By 2013, Matousek had raised $14 million in venture funding from a group led by Atlas Venture and launched Luvo, previously Flashnotes.
Today, the Boston-based online marketplace for study materials and tutoring has 118,000 registered users, Matousek boasts in a recent Bloomberg.com article.
The piece lead with Florida State University junior, Angel Card, who first got into online note selling after she was able to sell 66 students her study guide for her Nationality, Race, and Ethnicity class. She priced it at $5 each and after Luvo got its 30% cut, Card netted $178. By the semester’s end, Card uploaded notes from 2 of her history classes and 1 macroeconmics class and fetched another $700 total.
Selling notes has become a way for some cash-strapped students to make some extra dough. Matuosek says students earn an average of $400 per semester.
It’s for those students who blew off class all semester and need a last-minute tutor, the crammers!
Card told Bloomberg.com that she sold most of her guides on the morning of the exams or the night before.
California State University banned one note selling site and threatened students at its 23 campuses expulsion if they were caught using the site. Even though buying notes don’t violate university policy at Florida State, Dennis Schnittker, a spokesman for the school said, “those who purchase notes online are short-circuiting the learning process that others have taken.”
But not all academics and educators are shunning these sites. (Luvo acquired its competitor NoteUtopia).
Dean emeritus of Boston University’s Questrom School of Business, who also serves on Luvo’s board, predicts that colleges will eventually embrace online note-selling once they notice students’ test scores improving.
“There is a lot of research that suggests that information is retained longest when you’ve attempted to teach it,” he said.
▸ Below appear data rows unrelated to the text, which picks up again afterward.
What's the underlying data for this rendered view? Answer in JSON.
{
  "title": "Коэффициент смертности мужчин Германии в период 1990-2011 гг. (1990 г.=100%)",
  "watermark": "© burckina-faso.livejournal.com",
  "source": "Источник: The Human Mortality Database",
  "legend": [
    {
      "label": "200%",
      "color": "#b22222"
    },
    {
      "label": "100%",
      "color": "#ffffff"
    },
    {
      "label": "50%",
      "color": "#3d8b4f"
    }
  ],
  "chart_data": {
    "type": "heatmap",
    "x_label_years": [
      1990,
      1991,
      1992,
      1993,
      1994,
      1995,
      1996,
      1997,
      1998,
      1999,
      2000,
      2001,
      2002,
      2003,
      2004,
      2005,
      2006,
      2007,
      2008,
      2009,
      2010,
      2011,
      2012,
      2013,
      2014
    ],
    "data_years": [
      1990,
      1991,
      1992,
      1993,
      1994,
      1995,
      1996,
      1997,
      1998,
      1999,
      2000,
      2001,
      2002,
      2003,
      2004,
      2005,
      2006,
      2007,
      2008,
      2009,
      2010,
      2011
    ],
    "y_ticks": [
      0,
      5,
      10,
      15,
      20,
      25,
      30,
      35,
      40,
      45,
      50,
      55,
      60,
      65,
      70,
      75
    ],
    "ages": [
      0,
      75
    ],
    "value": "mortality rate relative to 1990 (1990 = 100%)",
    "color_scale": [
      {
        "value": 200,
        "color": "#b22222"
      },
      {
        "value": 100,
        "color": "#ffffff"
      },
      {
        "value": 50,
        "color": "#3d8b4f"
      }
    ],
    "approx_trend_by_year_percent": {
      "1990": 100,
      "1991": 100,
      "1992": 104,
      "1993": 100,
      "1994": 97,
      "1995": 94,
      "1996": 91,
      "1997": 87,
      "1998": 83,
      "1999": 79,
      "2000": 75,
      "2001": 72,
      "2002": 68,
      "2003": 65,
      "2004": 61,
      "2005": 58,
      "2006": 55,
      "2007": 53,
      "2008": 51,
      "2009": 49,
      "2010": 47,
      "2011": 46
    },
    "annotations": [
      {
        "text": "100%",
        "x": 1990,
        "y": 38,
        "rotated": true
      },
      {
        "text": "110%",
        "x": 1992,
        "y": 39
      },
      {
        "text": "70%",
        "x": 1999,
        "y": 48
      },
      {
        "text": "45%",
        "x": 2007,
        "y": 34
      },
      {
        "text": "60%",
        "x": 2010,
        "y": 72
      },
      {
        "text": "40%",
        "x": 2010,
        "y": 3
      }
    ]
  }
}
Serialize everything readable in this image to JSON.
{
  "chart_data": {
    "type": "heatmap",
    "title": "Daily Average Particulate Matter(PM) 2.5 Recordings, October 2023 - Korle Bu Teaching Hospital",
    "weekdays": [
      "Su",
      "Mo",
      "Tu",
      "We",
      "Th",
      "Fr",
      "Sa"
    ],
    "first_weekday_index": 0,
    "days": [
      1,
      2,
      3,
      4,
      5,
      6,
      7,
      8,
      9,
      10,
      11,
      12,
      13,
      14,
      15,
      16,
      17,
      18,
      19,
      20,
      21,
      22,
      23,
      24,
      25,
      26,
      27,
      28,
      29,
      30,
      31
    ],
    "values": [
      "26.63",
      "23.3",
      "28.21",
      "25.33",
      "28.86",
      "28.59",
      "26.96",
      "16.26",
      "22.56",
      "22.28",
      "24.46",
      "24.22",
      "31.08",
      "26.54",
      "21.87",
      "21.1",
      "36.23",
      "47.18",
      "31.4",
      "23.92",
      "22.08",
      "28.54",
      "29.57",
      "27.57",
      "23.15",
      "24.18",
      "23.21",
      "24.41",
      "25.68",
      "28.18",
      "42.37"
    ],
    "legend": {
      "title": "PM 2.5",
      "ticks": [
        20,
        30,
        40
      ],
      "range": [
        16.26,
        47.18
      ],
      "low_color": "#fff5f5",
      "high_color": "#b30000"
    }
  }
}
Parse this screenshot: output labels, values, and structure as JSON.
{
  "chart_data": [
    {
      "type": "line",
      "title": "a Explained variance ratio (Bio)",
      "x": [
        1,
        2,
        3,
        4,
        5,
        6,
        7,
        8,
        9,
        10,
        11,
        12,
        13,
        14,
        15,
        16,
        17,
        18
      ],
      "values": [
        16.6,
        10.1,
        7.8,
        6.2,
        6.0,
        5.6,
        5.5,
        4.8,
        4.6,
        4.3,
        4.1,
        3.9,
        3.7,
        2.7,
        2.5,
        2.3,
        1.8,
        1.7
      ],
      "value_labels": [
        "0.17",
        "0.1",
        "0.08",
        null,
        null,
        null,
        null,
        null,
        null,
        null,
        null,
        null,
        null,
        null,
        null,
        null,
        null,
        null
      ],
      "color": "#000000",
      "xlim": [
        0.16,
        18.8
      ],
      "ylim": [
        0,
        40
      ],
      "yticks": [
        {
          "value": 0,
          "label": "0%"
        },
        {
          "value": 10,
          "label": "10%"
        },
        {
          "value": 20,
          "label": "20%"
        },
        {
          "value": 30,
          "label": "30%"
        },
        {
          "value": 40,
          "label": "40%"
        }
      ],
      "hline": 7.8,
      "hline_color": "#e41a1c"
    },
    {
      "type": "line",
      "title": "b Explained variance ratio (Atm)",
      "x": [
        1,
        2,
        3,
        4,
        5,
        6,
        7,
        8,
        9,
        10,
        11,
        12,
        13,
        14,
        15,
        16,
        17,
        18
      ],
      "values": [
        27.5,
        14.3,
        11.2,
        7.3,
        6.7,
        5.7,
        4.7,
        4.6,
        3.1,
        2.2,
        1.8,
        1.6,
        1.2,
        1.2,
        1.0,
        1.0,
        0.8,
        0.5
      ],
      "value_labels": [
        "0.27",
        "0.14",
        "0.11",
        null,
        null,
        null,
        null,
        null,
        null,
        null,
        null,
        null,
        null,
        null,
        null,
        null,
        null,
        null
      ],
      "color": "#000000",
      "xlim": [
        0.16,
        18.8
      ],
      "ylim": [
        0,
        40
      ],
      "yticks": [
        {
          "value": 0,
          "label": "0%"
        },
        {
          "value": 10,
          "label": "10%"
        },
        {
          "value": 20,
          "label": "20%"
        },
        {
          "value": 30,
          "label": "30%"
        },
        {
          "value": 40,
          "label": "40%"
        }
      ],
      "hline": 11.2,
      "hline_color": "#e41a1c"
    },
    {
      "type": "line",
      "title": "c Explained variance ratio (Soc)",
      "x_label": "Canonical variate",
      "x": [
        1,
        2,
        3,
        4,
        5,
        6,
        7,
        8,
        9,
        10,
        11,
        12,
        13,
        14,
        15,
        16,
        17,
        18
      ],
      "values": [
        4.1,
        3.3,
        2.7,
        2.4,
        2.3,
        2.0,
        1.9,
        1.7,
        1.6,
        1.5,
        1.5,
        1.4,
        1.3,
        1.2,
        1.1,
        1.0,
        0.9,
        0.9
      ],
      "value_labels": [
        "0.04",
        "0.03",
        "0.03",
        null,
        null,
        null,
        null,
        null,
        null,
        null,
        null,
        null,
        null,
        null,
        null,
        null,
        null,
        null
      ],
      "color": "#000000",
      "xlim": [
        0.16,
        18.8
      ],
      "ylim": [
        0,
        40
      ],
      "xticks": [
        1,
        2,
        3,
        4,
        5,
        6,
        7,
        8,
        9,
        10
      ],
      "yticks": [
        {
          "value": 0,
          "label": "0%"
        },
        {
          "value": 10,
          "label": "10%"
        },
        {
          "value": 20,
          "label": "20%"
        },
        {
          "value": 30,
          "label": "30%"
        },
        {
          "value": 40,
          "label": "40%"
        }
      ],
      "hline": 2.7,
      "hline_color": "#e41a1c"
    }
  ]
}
Card said that even her grades went up because she knew she could only make money if her notes were top-notched. Her grade-point average has jumped more than a point since she started selling her notes, she said.
This business is so lucrative that online textbook seller Chegg is getting in on it. In 2010, it acquired note-selling services Cramster and Notehall, and companies like Course Hero and Nexus Notes that offer services similar to Luvo’s.
Wowza!
For those of us who have been out of school for a long time, “it’s a different world, than where we come from.”